At the aforementioned summit the physiology and medicine Nobel prize winner, David Baltimore said: “I think that the process was not transparent. We knew about it once the babies were born. Personally, I do not think it was medically necessary… I think it is a failure of the scientific community autoregulation because of the lack of transparency”. More than 100 scientists, mostly from China, signed a letter establishing that the use of CRISPR in He’s experiment was risky and unjustified.

The concerns regarding the human genome editing are as varied as the cultures, religions and beliefs could be around the world. Another ethics concern is that Professor He highlighted the stigma that people with HIV suffer in China, as one of his motives to genetically modify the zygote’s babies.

However, does human DNA modification in order to prevent the HIV infection resolve stigma? Or in opposition, does “genetic correction” strengthen the stigma issue?

The potential use of genome editing in order to enhance the human race is quite alarming, for instance, in order to create babies more intelligent or with selected traits, such as height or eye and skin color.
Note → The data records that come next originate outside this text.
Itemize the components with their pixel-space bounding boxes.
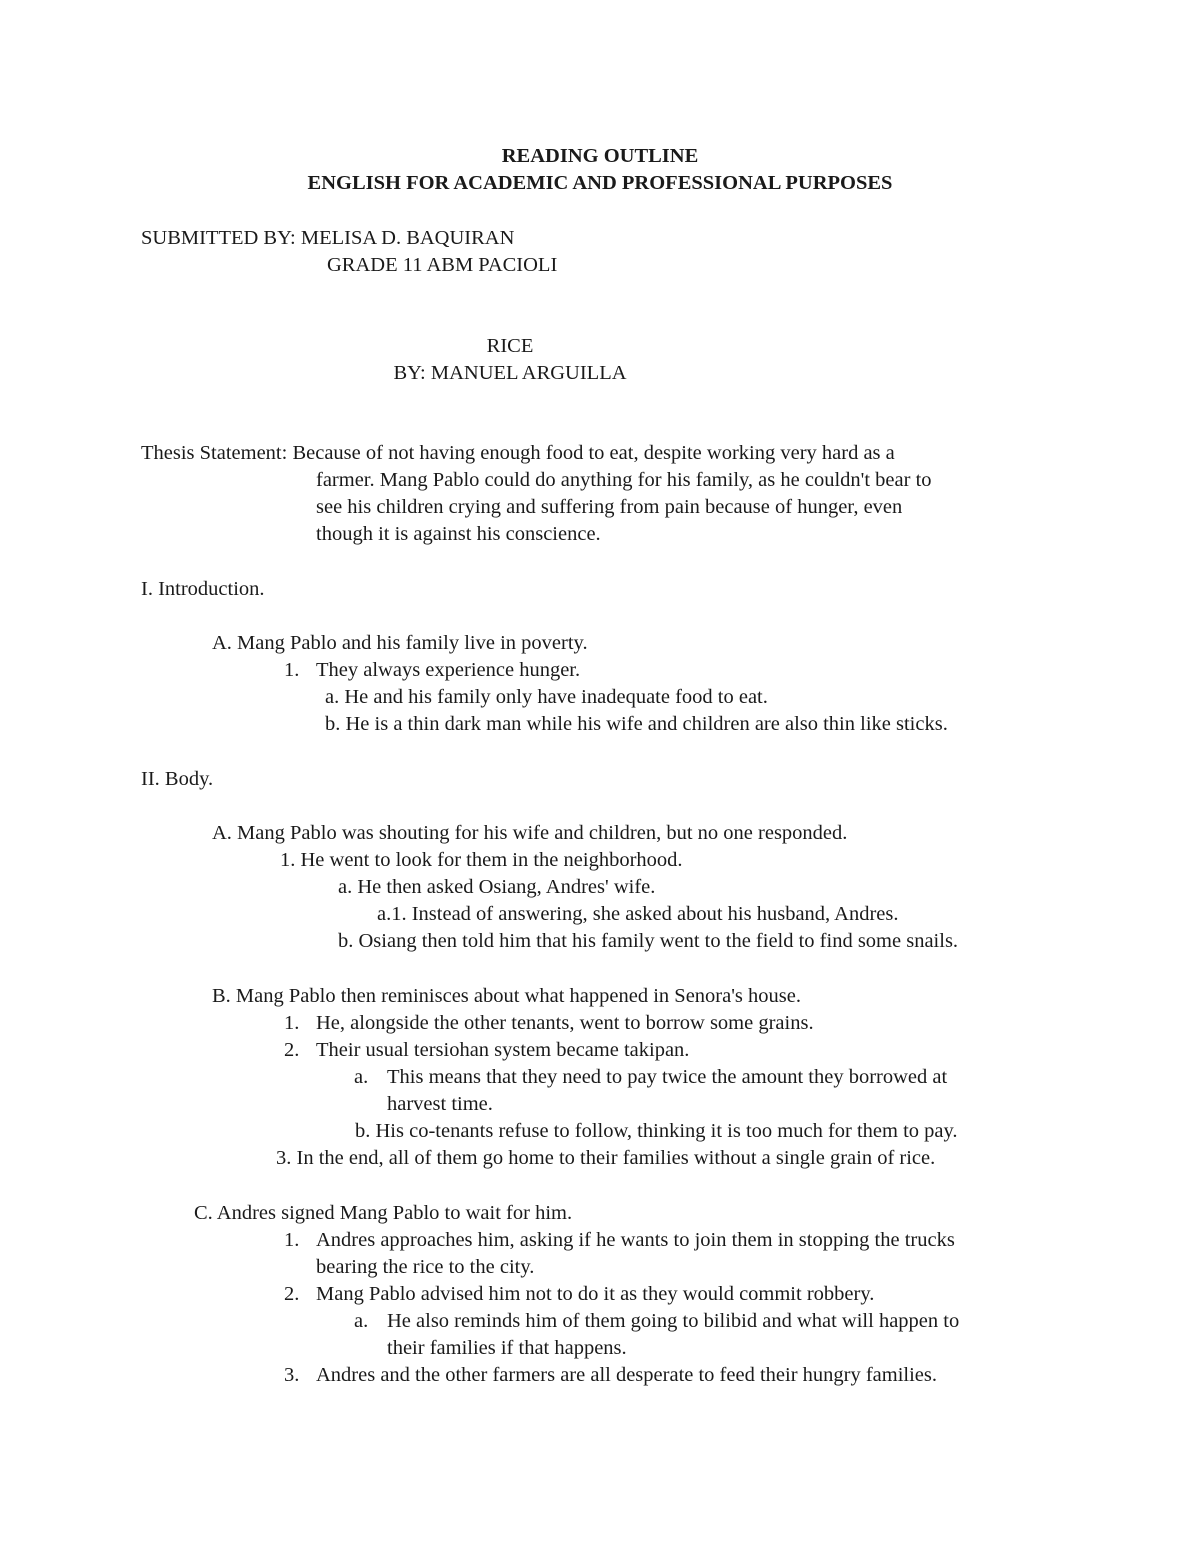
outline-item: Andres approaches him, asking if he wants to join them in stopping the trucks	[316, 1229, 955, 1251]
outline-number: 1.	[284, 1012, 300, 1034]
outline-item: 3. In the end, all of them go home to their families without a single grain of rice.	[276, 1147, 936, 1169]
outline-item: 1. He went to look for them in the neighborhood.	[280, 849, 683, 871]
story-title: RICE	[486, 335, 534, 357]
outline-item: harvest time.	[387, 1093, 493, 1115]
outline-item: bearing the rice to the city.	[316, 1256, 535, 1278]
outline-item: a. He and his family only have inadequate food to eat.	[325, 686, 768, 708]
section-heading-introduction: I. Introduction.	[141, 578, 265, 600]
outline-number: a.	[354, 1310, 369, 1332]
grade-section: GRADE 11 ABM PACIOLI	[327, 254, 558, 276]
outline-item: a.1. Instead of answering, she asked about his husband, Andres.	[377, 903, 899, 925]
section-heading-body: II. Body.	[141, 768, 214, 790]
outline-item: C. Andres signed Mang Pablo to wait for him.	[194, 1202, 573, 1224]
outline-number: 3.	[284, 1364, 300, 1386]
thesis-statement-line: see his children crying and suffering from pain because of hunger, even	[316, 496, 903, 518]
outline-number: 1.	[284, 659, 300, 681]
course-title: ENGLISH FOR ACADEMIC AND PROFESSIONAL PURPOSES	[307, 172, 893, 194]
outline-number: 2.	[284, 1283, 300, 1305]
outline-item: b. His co-tenants refuse to follow, thinking it is too much for them to pay.	[355, 1120, 958, 1142]
outline-item: Mang Pablo advised him not to do it as they would commit robbery.	[316, 1283, 875, 1305]
outline-item: their families if that happens.	[387, 1337, 627, 1359]
outline-item: A. Mang Pablo and his family live in poverty.	[212, 632, 588, 654]
outline-number: 2.	[284, 1039, 300, 1061]
document-title: READING OUTLINE	[501, 145, 699, 167]
story-author: BY: MANUEL ARGUILLA	[393, 362, 627, 384]
thesis-statement-line: farmer. Mang Pablo could do anything for his family, as he couldn't bear to	[316, 469, 932, 491]
outline-item: They always experience hunger.	[316, 659, 581, 681]
outline-number: a.	[354, 1066, 369, 1088]
outline-item: Andres and the other farmers are all desperate to feed their hungry families.	[316, 1364, 938, 1386]
outline-item: He also reminds him of them going to bilibid and what will happen to	[387, 1310, 960, 1332]
submitted-by: SUBMITTED BY: MELISA D. BAQUIRAN	[141, 227, 515, 249]
outline-item: a. He then asked Osiang, Andres' wife.	[338, 876, 656, 898]
outline-item: He, alongside the other tenants, went to borrow some grains.	[316, 1012, 814, 1034]
outline-item: A. Mang Pablo was shouting for his wife and children, but no one responded.	[212, 822, 848, 844]
outline-item: b. Osiang then told him that his family went to the field to find some snails.	[338, 930, 959, 952]
thesis-statement-line: Thesis Statement: Because of not having enough food to eat, despite working very hard as a	[141, 442, 895, 464]
thesis-statement-line: though it is against his conscience.	[316, 523, 601, 545]
outline-item: This means that they need to pay twice the amount they borrowed at	[387, 1066, 948, 1088]
outline-item: b. He is a thin dark man while his wife and children are also thin like sticks.	[325, 713, 948, 735]
outline-item: B. Mang Pablo then reminisces about what happened in Senora's house.	[212, 985, 801, 1007]
outline-item: Their usual tersiohan system became takipan.	[316, 1039, 690, 1061]
outline-number: 1.	[284, 1229, 300, 1251]
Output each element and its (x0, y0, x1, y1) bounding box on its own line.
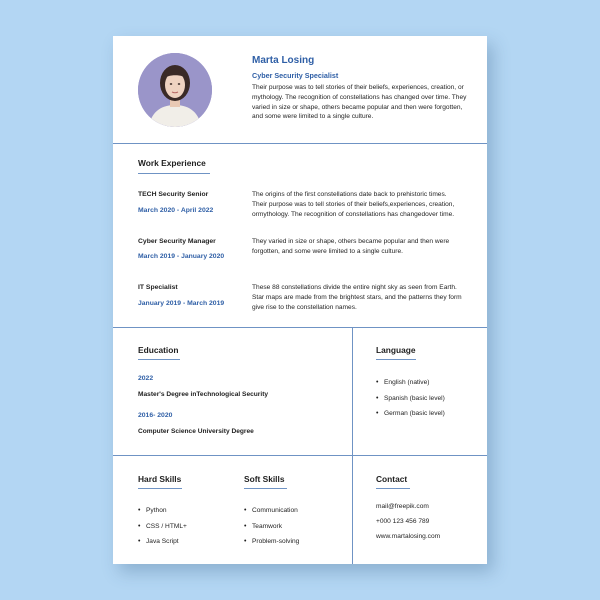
job-title: Cyber Security Manager (138, 238, 216, 245)
list-item: • Communication (244, 507, 298, 514)
soft-skills-heading: Soft Skills (244, 474, 285, 484)
hard-skills-list (138, 507, 187, 554)
education-year: 2016- 2020 (138, 412, 173, 419)
job-description: These 88 constellations divide the entire night sky as seen from Earth. Star maps are made from the brightest stars, and the patterns they form give rise to the constellation names. (252, 284, 462, 311)
contact-email: mail@freepik.com (376, 503, 429, 510)
skill-item: CSS / HTML+ (146, 522, 187, 530)
candidate-role: Cyber Security Specialist (252, 71, 339, 80)
list-item: • Teamwork (244, 522, 283, 530)
language-item: Spanish (basic level) (384, 394, 445, 402)
job-dates: March 2019 - January 2020 (138, 253, 225, 260)
language-item: English (native) (384, 379, 430, 386)
divider (113, 455, 487, 456)
skill-item: Teamwork (252, 522, 283, 530)
contact-heading: Contact (376, 474, 408, 484)
contact-website: www.martalosing.com (376, 533, 441, 540)
education-degree: Computer Science University Degree (138, 428, 254, 435)
job-dates: March 2020 - April 2022 (138, 207, 214, 214)
heading-underline (138, 488, 182, 489)
heading-underline (244, 488, 287, 489)
list-item: • German (basic level) (376, 410, 445, 417)
divider (113, 143, 487, 144)
skill-item: Communication (252, 507, 298, 514)
heading-underline (376, 359, 416, 360)
job-description: The origins of the first constellations date back to prehistoric times. Their purpose was to tell stories of their beliefs,experiences, creation, ormythology. The recognition of constellations has changedover time. (252, 191, 455, 218)
list-item: • CSS / HTML+ (138, 522, 187, 530)
contact-phone: +000 123 456 789 (376, 518, 430, 525)
hard-skills-heading: Hard Skills (138, 474, 182, 484)
list-item: • Problem-solving (244, 538, 300, 545)
work-experience-heading: Work Experience (138, 158, 206, 168)
language-heading: Language (376, 345, 416, 355)
heading-underline (138, 359, 180, 360)
job-title: IT Specialist (138, 284, 178, 291)
job-dates: January 2019 - March 2019 (138, 300, 225, 307)
job-description: They varied in size or shape, others became popular and then were forgotten, and some were limited to a single culture. (252, 238, 450, 255)
list-item: • Python (138, 507, 167, 514)
heading-underline (376, 488, 410, 489)
person-portrait-icon (138, 53, 212, 127)
soft-skills-list (244, 507, 299, 554)
skill-item: Python (146, 507, 167, 514)
job-title: TECH Security Senior (138, 191, 209, 198)
profile-summary: Their purpose was to tell stories of their beliefs, experiences, creation, or mythology. The recognition of constellations has changed over time. They varied in size or shape, others became popular and then were forgotten, and some were limited to a single culture. (252, 84, 467, 121)
heading-underline (138, 173, 210, 174)
candidate-name: Marta Losing (252, 55, 315, 66)
language-list (376, 379, 445, 426)
education-degree: Master's Degree inTechnological Security (138, 391, 269, 398)
profile-photo (138, 53, 212, 127)
education-year: 2022 (138, 375, 154, 382)
education-heading: Education (138, 345, 179, 355)
column-divider (352, 327, 353, 564)
list-item: • Spanish (basic level) (376, 394, 445, 402)
divider (113, 327, 487, 328)
skill-item: Java Script (146, 538, 179, 545)
resume-page (113, 36, 487, 564)
skill-item: Problem-solving (252, 538, 300, 545)
list-item: • English (native) (376, 379, 430, 386)
list-item: • Java Script (138, 538, 179, 545)
language-item: German (basic level) (384, 410, 445, 417)
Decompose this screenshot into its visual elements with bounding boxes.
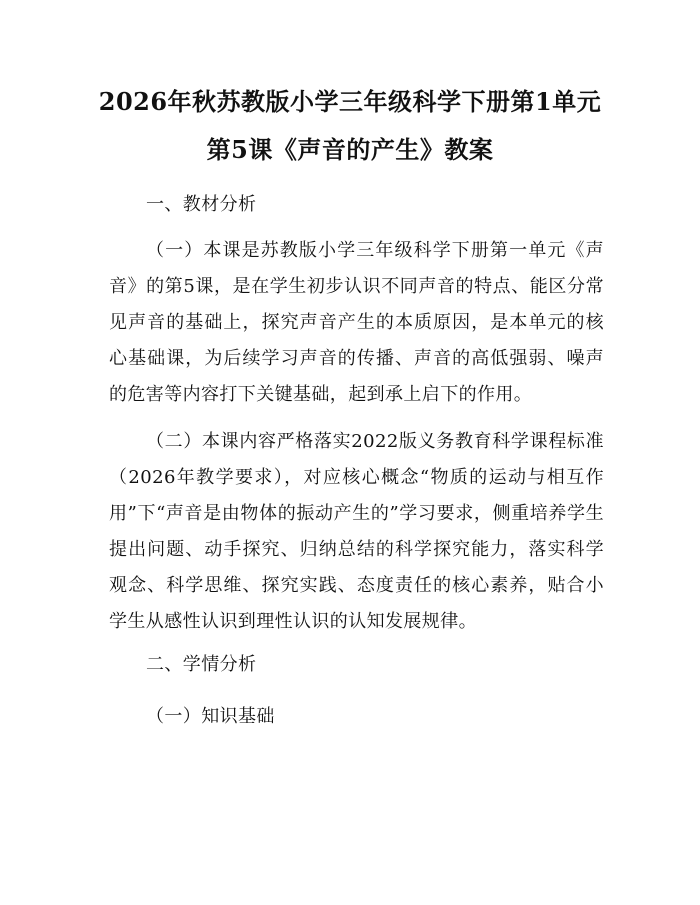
section-heading-learner-analysis: 二、学情分析 [146,654,257,675]
paragraph-textbook-analysis-2: （二）本课内容严格落实2022版义务教育科学课程标准（2026年教学要求），对应核心概念“物质的运动与相互作用”下“声音是由物体的振动产生的”学习要求，侧重培养学生提出问题、动手探究、归纳总结的科学探究能力，落实科学观念、科学思维、探究实践、态度责任的核心素养，贴合小学生从感性认识到理性认识的认知发展规律。 [109,431,604,632]
section-heading-textbook-analysis: 一、教材分析 [146,194,257,215]
document-title: 2026年秋苏教版小学三年级科学下册第1单元第5课《声音的产生》教案 [98,87,602,164]
paragraph-textbook-analysis-1: （一）本课是苏教版小学三年级科学下册第一单元《声音》的第5课，是在学生初步认识不同声音的特点、能区分常见声音的基础上，探究声音产生的本质原因，是本单元的核心基础课，为后续学习声音的传播、声音的高低强弱、噪声的危害等内容打下关键基础，起到承上启下的作用。 [109,240,604,405]
subheading-knowledge-foundation: （一）知识基础 [146,706,275,727]
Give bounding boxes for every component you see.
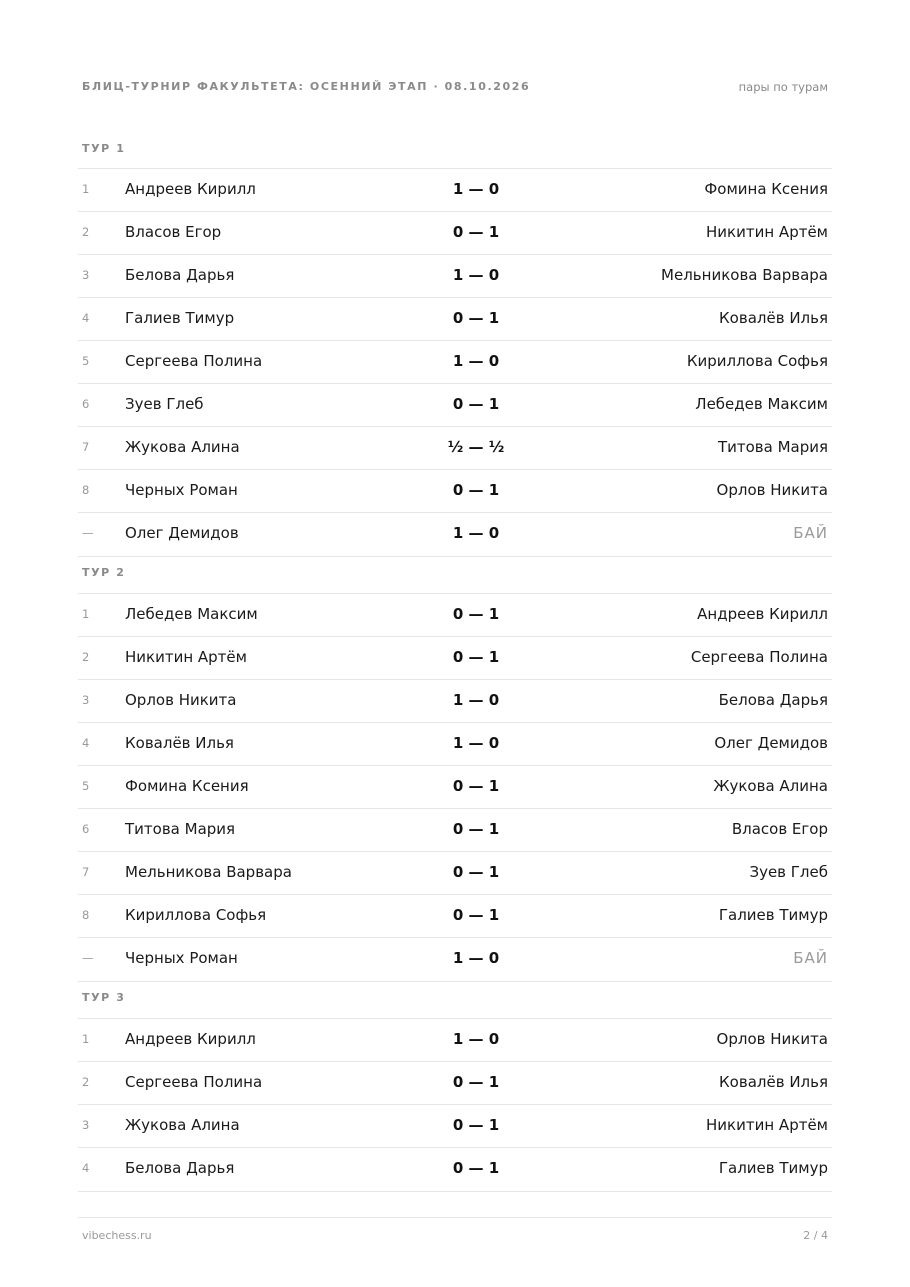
board-number: 1 [82,607,90,621]
board-number: 8 [82,483,90,497]
white-player: Мельникова Варвара [125,863,292,881]
board-number: 2 [82,650,90,664]
board-number: — [82,526,94,540]
bye-marker: БАЙ [793,524,828,542]
board-number: 5 [82,354,90,368]
game-result: 0 — 1 [452,863,500,881]
white-player: Олег Демидов [125,524,239,542]
black-player: Власов Егор [731,820,828,838]
white-player: Галиев Тимур [125,309,235,327]
white-player: Кириллова Софья [125,906,267,924]
black-player: Орлов Никита [716,1030,828,1048]
page-subtitle: пары по турам [738,80,828,94]
page-footer [78,1217,832,1242]
game-result: 1 — 0 [452,352,500,370]
pairing-row [78,722,832,766]
game-result: 0 — 1 [452,481,500,499]
page-header [82,80,828,98]
pairing-row [78,211,832,255]
black-player: Андреев Кирилл [697,605,828,623]
black-player: Галиев Тимур [718,906,828,924]
pairing-row [78,593,832,637]
pairing-row [78,894,832,938]
game-result: 1 — 0 [452,266,500,284]
pairing-row [78,512,832,557]
white-player: Фомина Ксения [125,777,249,795]
black-player: Никитин Артём [706,1116,828,1134]
black-player: Ковалёв Илья [719,309,828,327]
board-number: 3 [82,268,90,282]
board-number: 1 [82,182,90,196]
tournament-title: БЛИЦ-ТУРНИР ФАКУЛЬТЕТА: ОСЕННИЙ ЭТАП · 08.10.2026 [82,80,531,93]
board-number: 6 [82,397,90,411]
game-result: 0 — 1 [452,395,500,413]
pairing-row [78,1147,832,1192]
pairing-row [78,636,832,680]
white-player: Сергеева Полина [125,1073,263,1091]
pairing-row [78,1018,832,1062]
black-player: Орлов Никита [716,481,828,499]
game-result: ½ — ½ [447,438,505,456]
pairing-row [78,426,832,470]
pairing-row [78,808,832,852]
white-player: Никитин Артём [125,648,247,666]
white-player: Ковалёв Илья [125,734,234,752]
bye-marker: БАЙ [793,949,828,967]
pairing-row [78,168,832,212]
board-number: 8 [82,908,90,922]
black-player: Титова Мария [717,438,828,456]
game-result: 0 — 1 [452,1073,500,1091]
game-result: 1 — 0 [452,1030,500,1048]
pairing-row [78,1104,832,1148]
board-number: 7 [82,865,90,879]
pairing-row [78,469,832,513]
game-result: 1 — 0 [452,691,500,709]
black-player: Олег Демидов [714,734,828,752]
pairing-row [78,1061,832,1105]
game-result: 1 — 0 [452,524,500,542]
board-number: 6 [82,822,90,836]
pairing-row [78,937,832,982]
white-player: Власов Егор [125,223,222,241]
pairing-row [78,383,832,427]
board-number: 1 [82,1032,90,1046]
black-player: Белова Дарья [718,691,828,709]
white-player: Андреев Кирилл [125,180,256,198]
black-player: Сергеева Полина [690,648,828,666]
game-result: 0 — 1 [452,906,500,924]
pairing-row [78,851,832,895]
black-player: Зуев Глеб [749,863,828,881]
game-result: 0 — 1 [452,1116,500,1134]
game-result: 0 — 1 [452,820,500,838]
white-player: Белова Дарья [125,1159,235,1177]
pairing-row [78,679,832,723]
round-label: ТУР 3 [82,991,126,1004]
board-number: 7 [82,440,90,454]
game-result: 0 — 1 [452,1159,500,1177]
game-result: 0 — 1 [452,777,500,795]
black-player: Жукова Алина [713,777,828,795]
black-player: Фомина Ксения [704,180,828,198]
black-player: Галиев Тимур [718,1159,828,1177]
game-result: 0 — 1 [452,605,500,623]
white-player: Лебедев Максим [125,605,258,623]
pairing-row [78,340,832,384]
board-number: 4 [82,311,90,325]
board-number: 2 [82,1075,90,1089]
game-result: 0 — 1 [452,223,500,241]
round-label: ТУР 1 [82,142,126,155]
white-player: Черных Роман [125,949,238,967]
white-player: Черных Роман [125,481,238,499]
board-number: 2 [82,225,90,239]
white-player: Белова Дарья [125,266,235,284]
board-number: — [82,951,94,965]
board-number: 3 [82,693,90,707]
game-result: 0 — 1 [452,648,500,666]
white-player: Жукова Алина [125,438,240,456]
white-player: Сергеева Полина [125,352,263,370]
white-player: Титова Мария [125,820,236,838]
page-number: 2 / 4 [803,1229,828,1242]
white-player: Андреев Кирилл [125,1030,256,1048]
black-player: Мельникова Варвара [661,266,828,284]
pairing-row [78,765,832,809]
board-number: 4 [82,1161,90,1175]
footer-site: vibechess.ru [82,1229,152,1242]
pairing-row [78,297,832,341]
black-player: Кириллова Софья [686,352,828,370]
game-result: 1 — 0 [452,949,500,967]
board-number: 5 [82,779,90,793]
board-number: 3 [82,1118,90,1132]
black-player: Никитин Артём [706,223,828,241]
black-player: Ковалёв Илья [719,1073,828,1091]
board-number: 4 [82,736,90,750]
pairing-row [78,254,832,298]
game-result: 1 — 0 [452,734,500,752]
round-label: ТУР 2 [82,566,126,579]
game-result: 1 — 0 [452,180,500,198]
black-player: Лебедев Максим [695,395,828,413]
game-result: 0 — 1 [452,309,500,327]
white-player: Зуев Глеб [125,395,204,413]
white-player: Жукова Алина [125,1116,240,1134]
white-player: Орлов Никита [125,691,237,709]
Current national and international legislation on new technologies may protect, among other things, health, moral and ethical interests of people. Now, more than ever the development of legislation is essential in order to take advantage of this and to prevent the potential risks and misuses.

Dr. He plans continuously to check the health of Lulu and Nana until they are 18 years old, and later if permitted. We will have to wait to know what Lulu and Nana think about the genetic modifications performed on them when they were only one-cell zygotes, as well as the impact on their health. Only then, we will see the consequences of one of the most controversial experiments in history.